Brex co-founders Pedro Franceschi and Henrique Dubugras.
Brex
Capital One said Thursday that it was acquiring payments startup Brex for $5.15 billion, the latest splashy deal undertaken by CEO Richard Fairbank.
The firm, which disclosed the deal in its fourth-quarter earnings statement, said it would pay 50% cash and 50% stock for Brex.
Shares of the bank fell about 3%.
Under Fairbank, a rare founder-CEO of a major U.S. bank, Capital One acquired rival card firm Discover Financial last year for about $35 billion. That deal was Fairbank’s crowning achievement, giving the credit card lender access to one of the only payment networks of any scale.
“Since our founding, we set out to build a payments company at the frontier of the technology revolution,” Fairbank said in a release. “Acquiring Brex accelerates this journey, especially in the business payments marketplace.”

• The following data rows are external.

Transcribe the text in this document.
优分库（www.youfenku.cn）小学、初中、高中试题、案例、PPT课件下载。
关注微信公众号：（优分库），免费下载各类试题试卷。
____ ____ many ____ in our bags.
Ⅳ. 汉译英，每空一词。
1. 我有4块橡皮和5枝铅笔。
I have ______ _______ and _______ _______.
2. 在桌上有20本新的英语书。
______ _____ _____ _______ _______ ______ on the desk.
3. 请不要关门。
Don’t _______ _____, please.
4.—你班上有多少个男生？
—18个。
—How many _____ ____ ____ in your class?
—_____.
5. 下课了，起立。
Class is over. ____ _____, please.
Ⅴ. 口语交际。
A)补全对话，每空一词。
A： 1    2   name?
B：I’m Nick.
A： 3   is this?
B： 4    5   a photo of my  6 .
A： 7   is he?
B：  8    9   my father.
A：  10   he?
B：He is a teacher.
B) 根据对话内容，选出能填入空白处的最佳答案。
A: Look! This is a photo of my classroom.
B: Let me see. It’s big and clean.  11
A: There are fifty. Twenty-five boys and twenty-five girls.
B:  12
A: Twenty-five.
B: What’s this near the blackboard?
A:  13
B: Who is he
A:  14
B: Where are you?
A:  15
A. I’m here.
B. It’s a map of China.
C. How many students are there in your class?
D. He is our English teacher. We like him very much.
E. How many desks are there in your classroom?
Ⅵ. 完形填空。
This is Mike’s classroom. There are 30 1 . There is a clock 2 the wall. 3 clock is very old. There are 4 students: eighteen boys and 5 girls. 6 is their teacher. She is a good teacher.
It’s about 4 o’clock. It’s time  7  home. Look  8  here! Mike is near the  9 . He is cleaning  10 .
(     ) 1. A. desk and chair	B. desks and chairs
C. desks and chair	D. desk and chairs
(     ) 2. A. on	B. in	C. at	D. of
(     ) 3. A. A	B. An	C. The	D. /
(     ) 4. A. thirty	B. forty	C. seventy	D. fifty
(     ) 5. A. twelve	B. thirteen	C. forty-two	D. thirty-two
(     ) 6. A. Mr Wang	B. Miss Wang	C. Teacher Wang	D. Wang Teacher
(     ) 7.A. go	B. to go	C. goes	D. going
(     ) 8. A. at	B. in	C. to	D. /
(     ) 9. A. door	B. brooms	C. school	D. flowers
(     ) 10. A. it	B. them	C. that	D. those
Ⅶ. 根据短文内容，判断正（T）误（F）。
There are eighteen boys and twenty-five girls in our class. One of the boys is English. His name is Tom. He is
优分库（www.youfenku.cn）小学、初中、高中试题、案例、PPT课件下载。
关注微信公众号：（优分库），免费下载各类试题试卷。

Fairbank said that Brex pioneered the combination of corporate cards, banking and spend management software: “They have taken the rarest of journeys for a fintech, building a vertically integrated platform from the bottom of the tech stack to the top,” he said.
Capital One, which has offered business cards for decades, became increasingly convinced that it was Brex’s model that would be the winning offering, according to a person with knowledge of the lender’s strategy.
“We didn’t have to pursue this acquisition, our growth was incredibly strong,” Brex CEO Pedro Franceschi told CNBC in an interview.
Combining their technology with Capital One’s reach and resources would speed up their scale faster than as a standalone firm, he said.